La chiesa medievale di Arro

 

Tutto lascia intuire che verso il mille, Arro ebbia avuto una propria rettoria o una sua ricostruzione.
Bisogna però parlare di chiese al plurale, perché due furono le comunità sorte nel corso dei secoli sul suo territorio.
La prima ( non più esistente ), d’origine medievale, aveva come centro una chiesa dedicata alla Natività della Madonna, che sorgeva in una località ancora oggi chiamata “ Chiesa Vecchia ”.
La seconda, è l’attuale, e risale al 1748.

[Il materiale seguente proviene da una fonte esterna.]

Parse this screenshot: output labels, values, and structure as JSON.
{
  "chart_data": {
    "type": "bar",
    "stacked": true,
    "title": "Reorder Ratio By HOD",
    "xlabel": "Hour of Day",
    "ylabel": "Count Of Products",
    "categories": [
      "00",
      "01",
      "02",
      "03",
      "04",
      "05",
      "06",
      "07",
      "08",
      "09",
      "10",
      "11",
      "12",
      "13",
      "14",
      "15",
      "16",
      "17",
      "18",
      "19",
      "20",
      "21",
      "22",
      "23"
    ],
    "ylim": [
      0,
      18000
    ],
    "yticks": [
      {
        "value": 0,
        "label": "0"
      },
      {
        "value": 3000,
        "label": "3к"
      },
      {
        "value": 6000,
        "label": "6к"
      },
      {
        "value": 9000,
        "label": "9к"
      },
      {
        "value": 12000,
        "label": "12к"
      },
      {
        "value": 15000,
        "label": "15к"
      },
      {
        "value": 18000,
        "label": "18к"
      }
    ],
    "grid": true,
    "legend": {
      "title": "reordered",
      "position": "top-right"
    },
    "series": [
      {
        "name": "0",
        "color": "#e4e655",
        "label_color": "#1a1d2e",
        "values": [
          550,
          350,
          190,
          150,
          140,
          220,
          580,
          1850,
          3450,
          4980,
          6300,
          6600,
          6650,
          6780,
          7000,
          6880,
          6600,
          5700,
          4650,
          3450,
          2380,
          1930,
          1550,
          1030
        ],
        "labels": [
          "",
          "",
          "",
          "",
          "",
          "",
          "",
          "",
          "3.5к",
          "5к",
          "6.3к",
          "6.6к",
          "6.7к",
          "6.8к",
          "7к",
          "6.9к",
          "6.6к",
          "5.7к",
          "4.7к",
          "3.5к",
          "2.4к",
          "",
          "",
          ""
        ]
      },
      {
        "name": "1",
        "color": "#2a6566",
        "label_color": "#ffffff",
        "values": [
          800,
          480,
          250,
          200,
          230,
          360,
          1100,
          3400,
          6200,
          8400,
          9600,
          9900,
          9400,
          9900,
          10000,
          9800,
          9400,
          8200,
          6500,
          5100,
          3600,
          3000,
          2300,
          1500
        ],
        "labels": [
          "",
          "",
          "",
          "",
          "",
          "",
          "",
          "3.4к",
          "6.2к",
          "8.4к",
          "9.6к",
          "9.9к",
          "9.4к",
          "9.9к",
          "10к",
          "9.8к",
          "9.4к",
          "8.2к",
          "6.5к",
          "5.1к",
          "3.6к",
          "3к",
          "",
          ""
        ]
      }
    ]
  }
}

Le vicende della prima parrocchia, detta sempre nelle antiche carte rettoria in quanto dipendente dalla pieve di san Pellegrino, sono legate alla storia civile di Puliaco e dei dintorni.

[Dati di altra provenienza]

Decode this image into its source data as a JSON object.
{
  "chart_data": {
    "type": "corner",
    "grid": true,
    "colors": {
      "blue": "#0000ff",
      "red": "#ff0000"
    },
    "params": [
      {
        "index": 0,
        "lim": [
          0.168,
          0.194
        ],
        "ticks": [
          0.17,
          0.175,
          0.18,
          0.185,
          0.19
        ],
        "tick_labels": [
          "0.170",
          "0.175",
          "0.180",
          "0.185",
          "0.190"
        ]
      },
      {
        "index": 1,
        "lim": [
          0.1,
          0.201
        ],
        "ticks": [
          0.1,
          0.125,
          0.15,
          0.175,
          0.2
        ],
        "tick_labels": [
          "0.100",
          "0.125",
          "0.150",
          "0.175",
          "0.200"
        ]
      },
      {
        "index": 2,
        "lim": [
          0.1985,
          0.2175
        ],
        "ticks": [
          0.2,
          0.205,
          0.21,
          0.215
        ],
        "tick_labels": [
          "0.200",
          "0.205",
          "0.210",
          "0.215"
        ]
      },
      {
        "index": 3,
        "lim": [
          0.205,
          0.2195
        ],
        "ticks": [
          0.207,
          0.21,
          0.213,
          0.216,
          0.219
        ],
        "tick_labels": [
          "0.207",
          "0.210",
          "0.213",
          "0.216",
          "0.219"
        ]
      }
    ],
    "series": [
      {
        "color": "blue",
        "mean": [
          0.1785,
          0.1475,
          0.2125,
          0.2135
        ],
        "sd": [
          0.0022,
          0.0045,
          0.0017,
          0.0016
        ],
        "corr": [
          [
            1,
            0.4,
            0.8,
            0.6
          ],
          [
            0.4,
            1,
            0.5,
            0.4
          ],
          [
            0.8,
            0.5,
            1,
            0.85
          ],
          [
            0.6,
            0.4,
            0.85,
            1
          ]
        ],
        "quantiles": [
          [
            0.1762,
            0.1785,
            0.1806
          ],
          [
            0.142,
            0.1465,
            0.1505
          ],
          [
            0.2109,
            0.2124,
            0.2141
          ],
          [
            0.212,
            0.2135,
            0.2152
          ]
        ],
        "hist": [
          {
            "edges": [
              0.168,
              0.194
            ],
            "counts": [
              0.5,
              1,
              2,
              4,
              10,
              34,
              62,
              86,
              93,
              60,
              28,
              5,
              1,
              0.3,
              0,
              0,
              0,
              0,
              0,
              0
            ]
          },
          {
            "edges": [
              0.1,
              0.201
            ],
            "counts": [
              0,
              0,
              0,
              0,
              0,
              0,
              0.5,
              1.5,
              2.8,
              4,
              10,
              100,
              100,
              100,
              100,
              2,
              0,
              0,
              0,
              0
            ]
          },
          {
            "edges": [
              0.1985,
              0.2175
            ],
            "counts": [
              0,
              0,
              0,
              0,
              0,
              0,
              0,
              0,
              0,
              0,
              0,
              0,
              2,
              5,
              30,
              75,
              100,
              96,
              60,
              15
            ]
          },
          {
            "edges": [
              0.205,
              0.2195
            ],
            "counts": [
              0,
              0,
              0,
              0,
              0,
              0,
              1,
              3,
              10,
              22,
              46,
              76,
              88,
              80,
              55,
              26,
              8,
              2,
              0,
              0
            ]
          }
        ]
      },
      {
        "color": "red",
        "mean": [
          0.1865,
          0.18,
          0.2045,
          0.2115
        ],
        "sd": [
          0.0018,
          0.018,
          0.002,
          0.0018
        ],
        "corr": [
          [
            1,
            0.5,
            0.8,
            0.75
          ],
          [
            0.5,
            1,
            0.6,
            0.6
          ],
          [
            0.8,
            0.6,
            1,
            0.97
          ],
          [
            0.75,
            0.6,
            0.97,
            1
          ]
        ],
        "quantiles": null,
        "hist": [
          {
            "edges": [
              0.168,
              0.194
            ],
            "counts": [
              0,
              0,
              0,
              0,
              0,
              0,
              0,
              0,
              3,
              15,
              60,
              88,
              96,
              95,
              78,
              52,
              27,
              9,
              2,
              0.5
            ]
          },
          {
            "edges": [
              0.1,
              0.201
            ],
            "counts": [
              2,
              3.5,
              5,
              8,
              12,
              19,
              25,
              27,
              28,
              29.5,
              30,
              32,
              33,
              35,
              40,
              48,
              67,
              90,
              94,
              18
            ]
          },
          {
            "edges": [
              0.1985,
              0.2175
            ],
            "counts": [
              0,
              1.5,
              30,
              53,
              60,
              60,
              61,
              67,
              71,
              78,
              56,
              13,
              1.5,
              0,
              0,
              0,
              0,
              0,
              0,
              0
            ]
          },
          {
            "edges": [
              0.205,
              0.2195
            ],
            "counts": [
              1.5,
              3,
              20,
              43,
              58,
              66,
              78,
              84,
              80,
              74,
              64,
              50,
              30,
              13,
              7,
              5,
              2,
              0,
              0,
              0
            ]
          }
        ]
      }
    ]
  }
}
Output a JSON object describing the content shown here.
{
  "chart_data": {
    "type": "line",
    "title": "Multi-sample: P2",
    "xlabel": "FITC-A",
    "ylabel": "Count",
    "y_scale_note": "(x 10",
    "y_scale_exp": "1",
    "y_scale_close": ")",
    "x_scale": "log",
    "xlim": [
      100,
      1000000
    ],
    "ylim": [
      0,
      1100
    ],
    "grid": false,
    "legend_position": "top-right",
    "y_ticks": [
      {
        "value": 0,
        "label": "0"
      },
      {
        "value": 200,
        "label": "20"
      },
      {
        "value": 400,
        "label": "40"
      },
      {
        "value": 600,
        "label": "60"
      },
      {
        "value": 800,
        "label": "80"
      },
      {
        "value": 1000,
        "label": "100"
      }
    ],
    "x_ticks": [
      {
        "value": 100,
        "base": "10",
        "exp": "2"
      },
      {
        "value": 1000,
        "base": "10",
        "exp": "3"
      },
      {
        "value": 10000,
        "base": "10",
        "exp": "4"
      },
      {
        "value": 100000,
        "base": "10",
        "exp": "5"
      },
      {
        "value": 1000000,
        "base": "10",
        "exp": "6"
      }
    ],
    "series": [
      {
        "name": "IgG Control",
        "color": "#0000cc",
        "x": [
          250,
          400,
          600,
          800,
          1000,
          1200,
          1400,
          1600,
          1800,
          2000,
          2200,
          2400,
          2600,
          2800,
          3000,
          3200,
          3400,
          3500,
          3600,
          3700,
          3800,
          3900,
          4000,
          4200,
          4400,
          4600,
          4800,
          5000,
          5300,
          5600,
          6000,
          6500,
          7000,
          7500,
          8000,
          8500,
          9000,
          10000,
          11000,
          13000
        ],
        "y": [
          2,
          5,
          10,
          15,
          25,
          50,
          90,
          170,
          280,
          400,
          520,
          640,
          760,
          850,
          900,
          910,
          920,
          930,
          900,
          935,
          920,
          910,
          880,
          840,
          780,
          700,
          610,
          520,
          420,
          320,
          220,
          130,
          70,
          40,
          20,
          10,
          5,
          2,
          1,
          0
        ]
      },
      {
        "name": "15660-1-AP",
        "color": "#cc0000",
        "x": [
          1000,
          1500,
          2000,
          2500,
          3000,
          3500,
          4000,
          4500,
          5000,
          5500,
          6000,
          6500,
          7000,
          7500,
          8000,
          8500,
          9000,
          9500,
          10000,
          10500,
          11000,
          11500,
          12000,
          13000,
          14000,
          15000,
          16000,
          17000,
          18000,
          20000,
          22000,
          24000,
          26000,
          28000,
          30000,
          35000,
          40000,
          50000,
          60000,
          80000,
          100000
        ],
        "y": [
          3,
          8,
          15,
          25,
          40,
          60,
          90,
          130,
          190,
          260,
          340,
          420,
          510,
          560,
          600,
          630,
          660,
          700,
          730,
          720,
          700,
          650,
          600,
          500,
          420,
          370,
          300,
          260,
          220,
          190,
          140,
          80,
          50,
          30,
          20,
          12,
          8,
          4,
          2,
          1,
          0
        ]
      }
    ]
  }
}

Già nel 1178 si trova nominato un “ presbiter de arro ”, nel 1186 un “ presbiter petrus de arro “ e nell’anno seguente “ petrum sacerdotem ecclesie de ar “.

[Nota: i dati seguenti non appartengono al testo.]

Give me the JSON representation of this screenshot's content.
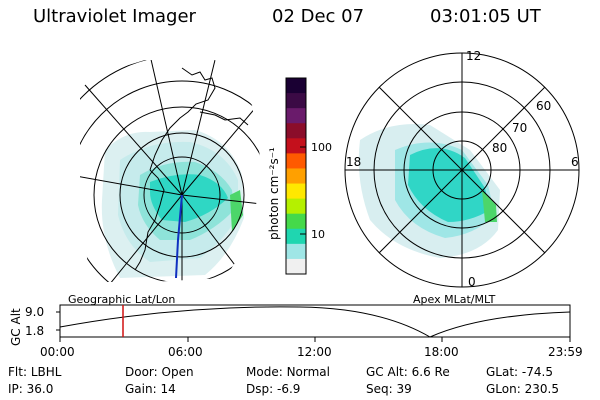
{
  "header": {
    "instrument": "Ultraviolet Imager",
    "date": "02 Dec 07",
    "time": "03:01:05 UT"
  },
  "left_panel": {
    "caption": "Geographic Lat/Lon"
  },
  "right_panel": {
    "caption": "Apex MLat/MLT",
    "mlt_labels": {
      "top": "12",
      "bottom": "0",
      "left": "18",
      "right": "6"
    },
    "mlat_labels": [
      "80",
      "70",
      "60"
    ]
  },
  "colorbar": {
    "unit": "photon cm⁻²s⁻¹",
    "ticks": [
      "100",
      "10"
    ],
    "colors": [
      "#1a0033",
      "#3b0a45",
      "#6a1b6b",
      "#8b0d2a",
      "#c4101c",
      "#ff5a00",
      "#ffa000",
      "#ffe800",
      "#b5f000",
      "#45d94a",
      "#1fd6b0",
      "#9fe6e6",
      "#f0f0f0"
    ]
  },
  "altitude_plot": {
    "axis_label": "GC Alt",
    "y_ticks": [
      "9.0",
      "1.8"
    ],
    "x_ticks": [
      "00:00",
      "06:00",
      "12:00",
      "18:00",
      "23:59"
    ],
    "marker_color": "#d01010"
  },
  "info": [
    {
      "label": "Flt:",
      "value": "LBHL"
    },
    {
      "label": "Door:",
      "value": "Open"
    },
    {
      "label": "Mode:",
      "value": "Normal"
    },
    {
      "label": "GC Alt:",
      "value": "6.6 Re"
    },
    {
      "label": "GLat:",
      "value": "-74.5"
    },
    {
      "label": "IP:",
      "value": "36.0"
    },
    {
      "label": "Gain:",
      "value": "14"
    },
    {
      "label": "Dsp:",
      "value": "-6.9"
    },
    {
      "label": "Seq:",
      "value": "39"
    },
    {
      "label": "GLon:",
      "value": "230.5"
    }
  ]
}
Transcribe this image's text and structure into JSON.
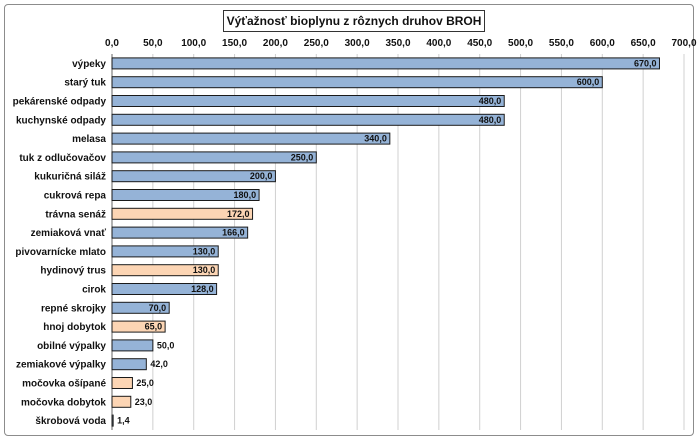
{
  "chart_data": {
    "type": "bar",
    "orientation": "horizontal",
    "title": "Výťažnosť bioplynu z rôznych druhov BROH",
    "xlim": [
      0,
      700
    ],
    "x_ticks": [
      "0,0",
      "50,0",
      "100,0",
      "150,0",
      "200,0",
      "250,0",
      "300,0",
      "350,0",
      "400,0",
      "450,0",
      "500,0",
      "550,0",
      "600,0",
      "650,0",
      "700,0"
    ],
    "x_axis_position": "top",
    "grid": true,
    "colors": {
      "blue": "#95b3d7",
      "orange": "#fcd5b4",
      "bar_edge": "#1a1a1a",
      "grid": "#d0d0d0"
    },
    "categories": [
      "výpeky",
      "starý tuk",
      "pekárenské odpady",
      "kuchynské odpady",
      "melasa",
      "tuk z odlučovačov",
      "kukuričná siláž",
      "cukrová repa",
      "trávna senáž",
      "zemiaková vnať",
      "pivovarnícke mlato",
      "hydinový trus",
      "cirok",
      "repné skrojky",
      "hnoj dobytok",
      "obilné výpalky",
      "zemiakové výpalky",
      "močovka ošípané",
      "močovka dobytok",
      "škrobová voda"
    ],
    "values": [
      670,
      600,
      480,
      480,
      340,
      250,
      200,
      180,
      172,
      166,
      130,
      130,
      128,
      70,
      65,
      50,
      42,
      25,
      23,
      1.4
    ],
    "value_labels": [
      "670,0",
      "600,0",
      "480,0",
      "480,0",
      "340,0",
      "250,0",
      "200,0",
      "180,0",
      "172,0",
      "166,0",
      "130,0",
      "130,0",
      "128,0",
      "70,0",
      "65,0",
      "50,0",
      "42,0",
      "25,0",
      "23,0",
      "1,4"
    ],
    "bar_colors": [
      "blue",
      "blue",
      "blue",
      "blue",
      "blue",
      "blue",
      "blue",
      "blue",
      "orange",
      "blue",
      "blue",
      "orange",
      "blue",
      "blue",
      "orange",
      "blue",
      "blue",
      "orange",
      "orange",
      "blue"
    ]
  }
}
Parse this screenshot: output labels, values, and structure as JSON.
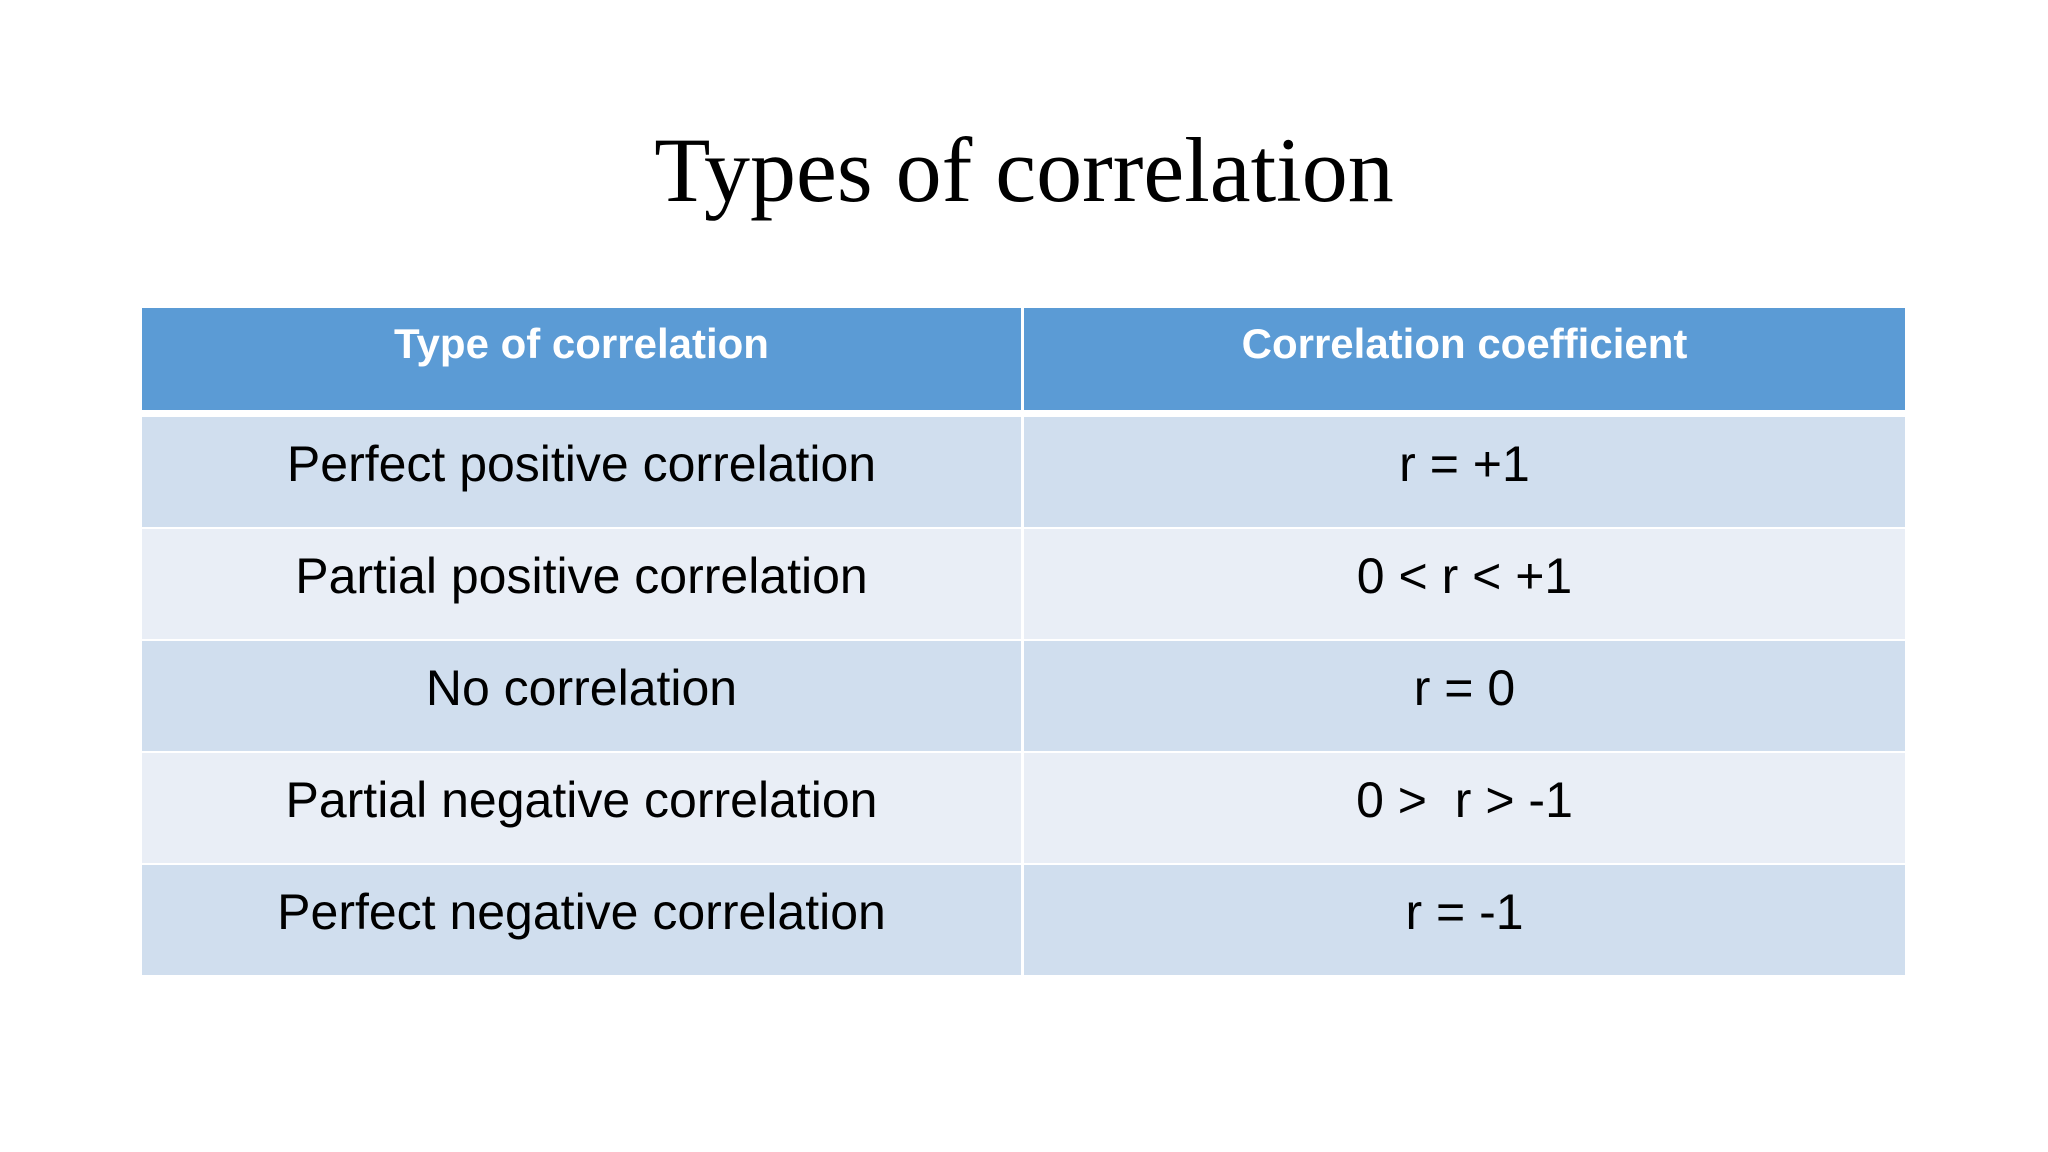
{
  "slide": {
    "title": "Types of correlation"
  },
  "table": {
    "headers": [
      "Type of correlation",
      "Correlation coefficient"
    ],
    "rows": [
      {
        "type": "Perfect positive correlation",
        "coefficient": "r = +1"
      },
      {
        "type": "Partial positive correlation",
        "coefficient": "0 < r < +1"
      },
      {
        "type": "No correlation",
        "coefficient": "r = 0"
      },
      {
        "type": "Partial negative correlation",
        "coefficient": "0 >  r > -1"
      },
      {
        "type": "Perfect negative correlation",
        "coefficient": "r = -1"
      }
    ]
  },
  "colors": {
    "header_bg": "#5b9bd5",
    "row_odd_bg": "#d0deee",
    "row_even_bg": "#e9eef6"
  }
}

Compresa nel distretto plebano della vicina pieve di San Pellegrino di Puliaco, da cui distava poco più di tre km., è riportata negli elenchi delle chiese del 1298 e del 1348.
Subì devastazioni durante le guerre tra Guelfi e Ghibellini del secolo XIV, tanto che fu abbandonata dai suoi abitanti, che poco più tardi edificarono un nuovo centro abitato.
E se ancora nel 1348 si incontra il “ presbiter othobonus de canbruzano rector (Arri) “, nel 1413 il Vescovo di Vercelli, Matteo Gisalberto, constatando l’abbandono del villaggio da parte degli abitanti e l’impossibilità di residenza del rettore della chiesa, univa la rettoria di Arro con il suo beneficio alla nuova pieve di Santa Maria di Salussola, obbligando però il pievano e i canonici che “ comuniter et solemniter… celebrare debenat… in festo nativitatis S. Mariae de septembre in ecclesia S. Mariae de Arro “.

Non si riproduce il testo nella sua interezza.